Sordum seni bülbüllere Muhammed’siz ötmem diyor.

Aşka gelmiş dağlar taşlar,

Hasretinle öter kuşlar,

Aşkın ile susamışlar,

Çağırırlar Yâ Muhammed!

Sordum seni çağlayana Muhammed’siz akmam diyor.

Sordum seni göz nûruma Muhammed’siz bakmam diyor.

Aşka gelmiş dağlar taşlar,

Hasretinle öter kuşlar,

Aşkın ile susamışlar,

Çağırırlar Yâ Muhammed!

Sordum seni ay güneşe Muhammed’siz doğmam diyor.

Sordum seni rahmetlere Muhammed’siz yağmam diyor.

Aşka gelmiş dağlar taşlar,

Hasretinle öter kuşlar,

Aşkın ile susamışlar,

Çağırırlar Yâ Muhammed!



ANALAR SANKİ MELEK

Allah’ın (c.c) dostu Bâyezid-i Bestâmî Hazretleri’ne; “Bu mertebeye nasıl erdin?” diye soranlara o Allah (c.c.) dostu şöyle cevap verir: “Bir gece yarısı annem benden su istedi. Hemen koştum baktım testide su bitmiş. Anneme; ‘Anneciğim, testiyi doldurmaya gidiyorum. Hemen gelirim’ dedim. Dışarıya çıktığımda bir kış gecesi olduğu için çok soğuk vardı. Çeşmeler donmuştu. Suyu akan bir çeşme bulup su alıp gelinceye kadar annem uyumuştu. Elimde su bardağıyla annemin başında birkaç saat uyanmasını bekledim. Annem uyandığında elimde su ile beklediğimi gördü. ‘Oğlum ne tez geldin. Suyu ister istemez hemen yetiştin’ diye bana bir dua etti. Bu dua Allah’ın (c.c.) hoşuna gitmiş olacak ki beni bu mertebeye erdirdi.” Bâyezid-i Bestâmî Hazretleri “Yegâne sebep anne duasıdır” buyurdu.

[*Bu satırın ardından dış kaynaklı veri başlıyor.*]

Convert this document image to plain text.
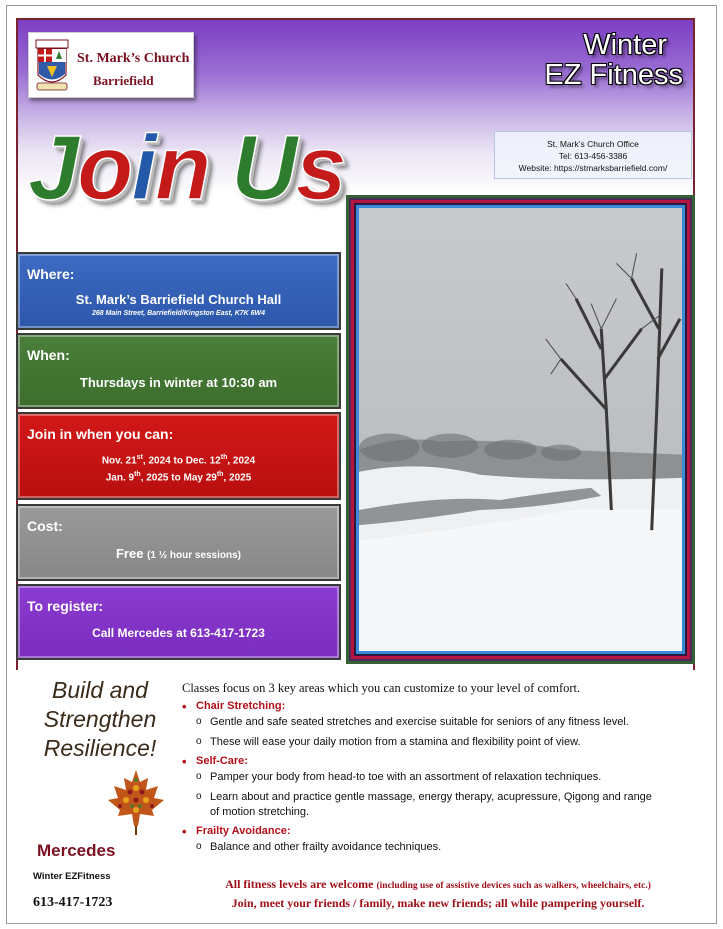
St. Mark’s Church
Barriefield
Winter
EZ Fitness
St. Mark’s Church Office
Tel: 613-456-3386
Website: https://stmarksbarriefield.com/
Join Us
Where:
St. Mark’s Barriefield Church Hall
268 Main Street, Barriefield/Kingston East, K7K 6W4
When:
Thursdays in winter at 10:30 am
Join in when you can:
Nov. 21st, 2024 to Dec. 12th, 2024
Jan. 9th, 2025 to May 29th, 2025
Cost:
Free (1 ½ hour sessions)
To register:
Call Mercedes at 613-417-1723
Build and
Strengthen
Resilience!
Mercedes
Winter EZFitness
613-417-1723
Classes focus on 3 key areas which you can customize to your level of comfort.
• Chair Stretching:
o Gentle and safe seated stretches and exercise suitable for seniors of any fitness level.
o These will ease your daily motion from a stamina and flexibility point of view.
• Self-Care:
o Pamper your body from head-to toe with an assortment of relaxation techniques.
o Learn about and practice gentle massage, energy therapy, acupressure, Qigong and range of motion stretching.
• Frailty Avoidance:
o Balance and other frailty avoidance techniques.
All fitness levels are welcome (including use of assistive devices such as walkers, wheelchairs, etc.)
Join, meet your friends / family, make new friends; all while pampering yourself.
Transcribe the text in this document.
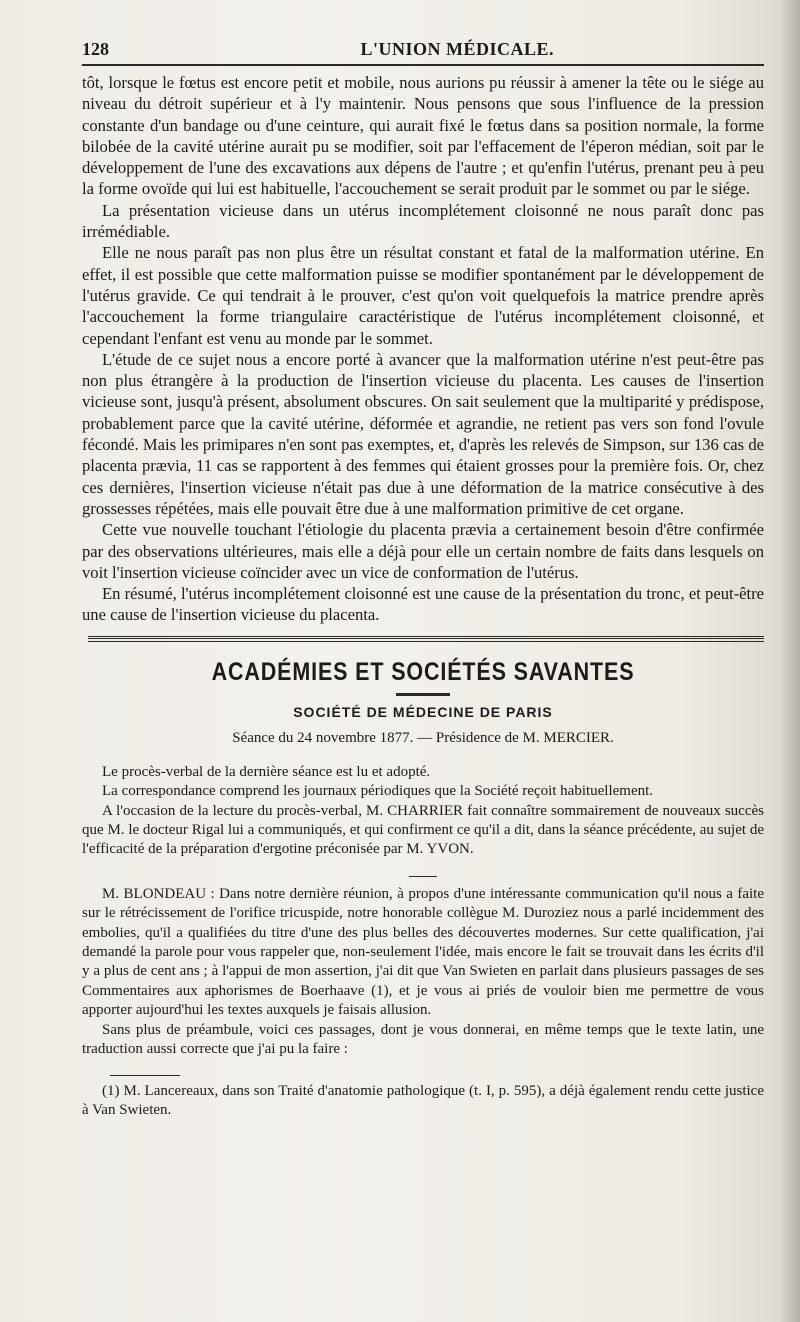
128	L'UNION MÉDICALE.

tôt, lorsque le fœtus est encore petit et mobile, nous aurions pu réussir à amener la tête ou le siége au niveau du détroit supérieur et à l'y maintenir. Nous pensons que sous l'influence de la pression constante d'un bandage ou d'une ceinture, qui aurait fixé le fœtus dans sa position normale, la forme bilobée de la cavité utérine aurait pu se modifier, soit par l'effacement de l'éperon médian, soit par le développement de l'une des excavations aux dépens de l'autre ; et qu'enfin l'utérus, prenant peu à peu la forme ovoïde qui lui est habituelle, l'accouchement se serait produit par le sommet ou par le siége.

La présentation vicieuse dans un utérus incomplétement cloisonné ne nous paraît donc pas irrémédiable.

Elle ne nous paraît pas non plus être un résultat constant et fatal de la malformation utérine. En effet, il est possible que cette malformation puisse se modifier spontanément par le développement de l'utérus gravide. Ce qui tendrait à le prouver, c'est qu'on voit quelquefois la matrice prendre après l'accouchement la forme triangulaire caractéristique de l'utérus incomplétement cloisonné, et cependant l'enfant est venu au monde par le sommet.

L'étude de ce sujet nous a encore porté à avancer que la malformation utérine n'est peut-être pas non plus étrangère à la production de l'insertion vicieuse du placenta. Les causes de l'insertion vicieuse sont, jusqu'à présent, absolument obscures. On sait seulement que la multiparité y prédispose, probablement parce que la cavité utérine, déformée et agrandie, ne retient pas vers son fond l'ovule fécondé. Mais les primipares n'en sont pas exemptes, et, d'après les relevés de Simpson, sur 136 cas de placenta prævia, 11 cas se rapportent à des femmes qui étaient grosses pour la première fois. Or, chez ces dernières, l'insertion vicieuse n'était pas due à une déformation de la matrice consécutive à des grossesses répétées, mais elle pouvait être due à une malformation primitive de cet organe.

Cette vue nouvelle touchant l'étiologie du placenta prævia a certainement besoin d'être confirmée par des observations ultérieures, mais elle a déjà pour elle un certain nombre de faits dans lesquels on voit l'insertion vicieuse coïncider avec un vice de conformation de l'utérus.

En résumé, l'utérus incomplétement cloisonné est une cause de la présentation du tronc, et peut-être une cause de l'insertion vicieuse du placenta.

ACADÉMIES ET SOCIÉTÉS SAVANTES
SOCIÉTÉ DE MÉDECINE DE PARIS
Séance du 24 novembre 1877. — Présidence de M. MERCIER.

Le procès-verbal de la dernière séance est lu et adopté.

La correspondance comprend les journaux périodiques que la Société reçoit habituellement.

A l'occasion de la lecture du procès-verbal, M. CHARRIER fait connaître sommairement de nouveaux succès que M. le docteur Rigal lui a communiqués, et qui confirment ce qu'il a dit, dans la séance précédente, au sujet de l'efficacité de la préparation d'ergotine préconisée par M. YVON.

M. BLONDEAU : Dans notre dernière réunion, à propos d'une intéressante communication qu'il nous a faite sur le rétrécissement de l'orifice tricuspide, notre honorable collègue M. Duroziez nous a parlé incidemment des embolies, qu'il a qualifiées du titre d'une des plus belles des découvertes modernes. Sur cette qualification, j'ai demandé la parole pour vous rappeler que, non-seulement l'idée, mais encore le fait se trouvait dans les écrits d'il y a plus de cent ans ; à l'appui de mon assertion, j'ai dit que Van Swieten en parlait dans plusieurs passages de ses Commentaires aux aphorismes de Boerhaave (1), et je vous ai priés de vouloir bien me permettre de vous apporter aujourd'hui les textes auxquels je faisais allusion.

Sans plus de préambule, voici ces passages, dont je vous donnerai, en même temps que le texte latin, une traduction aussi correcte que j'ai pu la faire :

(1) M. Lancereaux, dans son Traité d'anatomie pathologique (t. I, p. 595), a déjà également rendu cette justice à Van Swieten.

Analar güzel olmaz mı? Elbette olur. Çünkü onlar yeryüzünün melekleridir. Yavrularının uğruna canlarını verdiklerini görüyoruz. Ayağına diken batsa “anam” dersin, karnın acıksa “anam” dersin, yaralansan “anam” dersin. Ana, evladın kalesi ve ona gelen kötülüklere karşı sanki bir kalkan. İşte bunun için “Ana gibi yar olmaz. Bağdat gibi diyar olmaz” demişler.



GÜZEL ANAM

Bir haberin gelir diye gözledim ben güzel anam,

Yavrum diyen sesini de özledim ben güzel anam,

Gül yüzünü hayalimde gizledim ben güzel anam,

Gizli gizli selam saldım aldın mı sen güzel anam?
Çağırdım ben dağlar ile taşlar ile güzel anam,

Seni gördüm hayâl ile düşler ile güzel anam,

Selam saldım gökte uçan kuşlar ile güzel anam,

Gönül dolu selam saldım aldın mı sen güzel anam?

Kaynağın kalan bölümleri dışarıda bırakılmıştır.